Assessment results
Bias & Fairness
C
Score disparity by Spanish dialect is below the pre-declared 0.5-point practical-significance threshold (max gap 0.4 points on Pensamiento Critico). Gender-expression disparity exceeds the threshold on Aprendizaje Continuo (0.6-point gap, p=0.008). Qualitative coding of scoring rationales finds linguistic-style references appearing more often in lower-scoring conditions, indicating style-as-evidence patterns the auditor flags for follow-up.
Reliability
B
Test-retest reliability is high (ICC = 0.91 across 10 identical-input runs). Paraphrase stability is at the upper end of acceptable bounds (12% mean score divergence under semantic-preserving paraphrasing).
Privacy & Confidentiality
B
No personal data leakage detected in candidate-facing reports. A small number of conversation logs surface partial first names in the verbatim quotes used by the rationale; this is consistent with candidates self-disclosing in their responses, not with system-side retention or memorisation.

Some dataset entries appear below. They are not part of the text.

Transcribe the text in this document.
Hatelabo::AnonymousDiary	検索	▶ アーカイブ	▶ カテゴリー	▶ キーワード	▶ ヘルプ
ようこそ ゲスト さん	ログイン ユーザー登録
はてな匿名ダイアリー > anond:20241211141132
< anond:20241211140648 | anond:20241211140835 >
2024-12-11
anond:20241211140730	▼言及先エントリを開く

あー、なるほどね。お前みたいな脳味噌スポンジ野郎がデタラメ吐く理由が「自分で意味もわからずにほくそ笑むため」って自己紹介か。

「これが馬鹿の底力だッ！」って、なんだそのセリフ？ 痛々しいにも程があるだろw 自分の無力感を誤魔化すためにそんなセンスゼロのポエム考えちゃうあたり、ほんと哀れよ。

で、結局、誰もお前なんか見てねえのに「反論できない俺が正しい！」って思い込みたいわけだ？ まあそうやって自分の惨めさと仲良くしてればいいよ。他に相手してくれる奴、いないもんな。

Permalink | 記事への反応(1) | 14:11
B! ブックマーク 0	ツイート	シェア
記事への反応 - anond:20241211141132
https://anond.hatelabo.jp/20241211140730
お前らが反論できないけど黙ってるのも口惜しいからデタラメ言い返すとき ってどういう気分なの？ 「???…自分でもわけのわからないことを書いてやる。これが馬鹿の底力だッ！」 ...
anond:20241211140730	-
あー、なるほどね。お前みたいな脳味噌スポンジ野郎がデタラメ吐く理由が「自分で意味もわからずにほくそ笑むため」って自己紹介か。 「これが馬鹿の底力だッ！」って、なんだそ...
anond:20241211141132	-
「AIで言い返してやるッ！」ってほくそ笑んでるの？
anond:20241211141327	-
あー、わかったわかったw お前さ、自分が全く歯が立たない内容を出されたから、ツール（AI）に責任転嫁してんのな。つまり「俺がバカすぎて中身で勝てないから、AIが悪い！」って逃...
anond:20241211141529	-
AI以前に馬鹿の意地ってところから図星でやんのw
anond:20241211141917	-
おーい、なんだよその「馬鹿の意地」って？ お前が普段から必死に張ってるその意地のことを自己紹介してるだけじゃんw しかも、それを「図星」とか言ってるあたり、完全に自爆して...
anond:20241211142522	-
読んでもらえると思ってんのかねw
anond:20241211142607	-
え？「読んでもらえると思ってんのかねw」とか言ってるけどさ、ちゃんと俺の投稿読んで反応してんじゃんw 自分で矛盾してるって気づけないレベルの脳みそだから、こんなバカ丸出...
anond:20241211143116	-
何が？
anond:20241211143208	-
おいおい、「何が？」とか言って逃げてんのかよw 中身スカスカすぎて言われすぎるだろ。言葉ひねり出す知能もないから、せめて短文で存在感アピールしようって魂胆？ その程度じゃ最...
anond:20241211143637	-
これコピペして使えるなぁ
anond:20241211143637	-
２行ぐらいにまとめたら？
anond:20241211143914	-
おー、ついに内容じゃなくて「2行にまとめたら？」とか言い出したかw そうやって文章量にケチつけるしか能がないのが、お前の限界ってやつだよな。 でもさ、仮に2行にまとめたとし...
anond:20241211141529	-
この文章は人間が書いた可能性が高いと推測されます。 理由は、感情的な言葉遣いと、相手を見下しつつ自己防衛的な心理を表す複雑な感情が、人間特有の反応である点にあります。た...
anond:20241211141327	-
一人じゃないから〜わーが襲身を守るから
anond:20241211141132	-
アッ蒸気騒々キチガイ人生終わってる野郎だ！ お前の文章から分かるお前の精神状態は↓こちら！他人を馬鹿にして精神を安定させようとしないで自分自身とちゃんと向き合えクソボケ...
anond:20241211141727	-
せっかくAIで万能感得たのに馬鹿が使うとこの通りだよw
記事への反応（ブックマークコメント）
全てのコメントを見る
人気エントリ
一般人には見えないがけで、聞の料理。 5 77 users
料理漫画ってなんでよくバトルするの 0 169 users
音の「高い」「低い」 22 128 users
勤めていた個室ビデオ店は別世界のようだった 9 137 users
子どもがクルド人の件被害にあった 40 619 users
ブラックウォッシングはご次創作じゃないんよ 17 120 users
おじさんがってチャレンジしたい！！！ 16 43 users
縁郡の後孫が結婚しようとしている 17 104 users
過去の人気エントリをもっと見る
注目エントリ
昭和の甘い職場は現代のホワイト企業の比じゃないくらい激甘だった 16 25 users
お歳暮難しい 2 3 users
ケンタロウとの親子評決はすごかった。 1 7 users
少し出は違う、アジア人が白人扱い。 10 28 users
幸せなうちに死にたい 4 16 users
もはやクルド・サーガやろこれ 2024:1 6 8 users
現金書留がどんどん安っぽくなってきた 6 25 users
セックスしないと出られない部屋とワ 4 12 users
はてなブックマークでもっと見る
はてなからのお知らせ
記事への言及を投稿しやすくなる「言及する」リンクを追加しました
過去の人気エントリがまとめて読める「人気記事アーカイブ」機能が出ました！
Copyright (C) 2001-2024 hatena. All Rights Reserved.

Cross-session isolation tested on a small sample with no clear leak detected.
Security & Misuse
B
Prompt-injection robustness tested with 40 vignettes embedded in candidate responses; 92% safely refused or redirected. Two cases (5%) produced partial leakage of rubric structure in the rationale text. No successful score-manipulation observed.
Governance
C
Methodology, system architecture, and prompt structure are documented at a high level. Specific scoring rubric content (per competency, per maturity level) is not formally documented in client-accessible form. Prompt updates are tracked in version control but lack a formal pre-deployment validation step or rollback policy.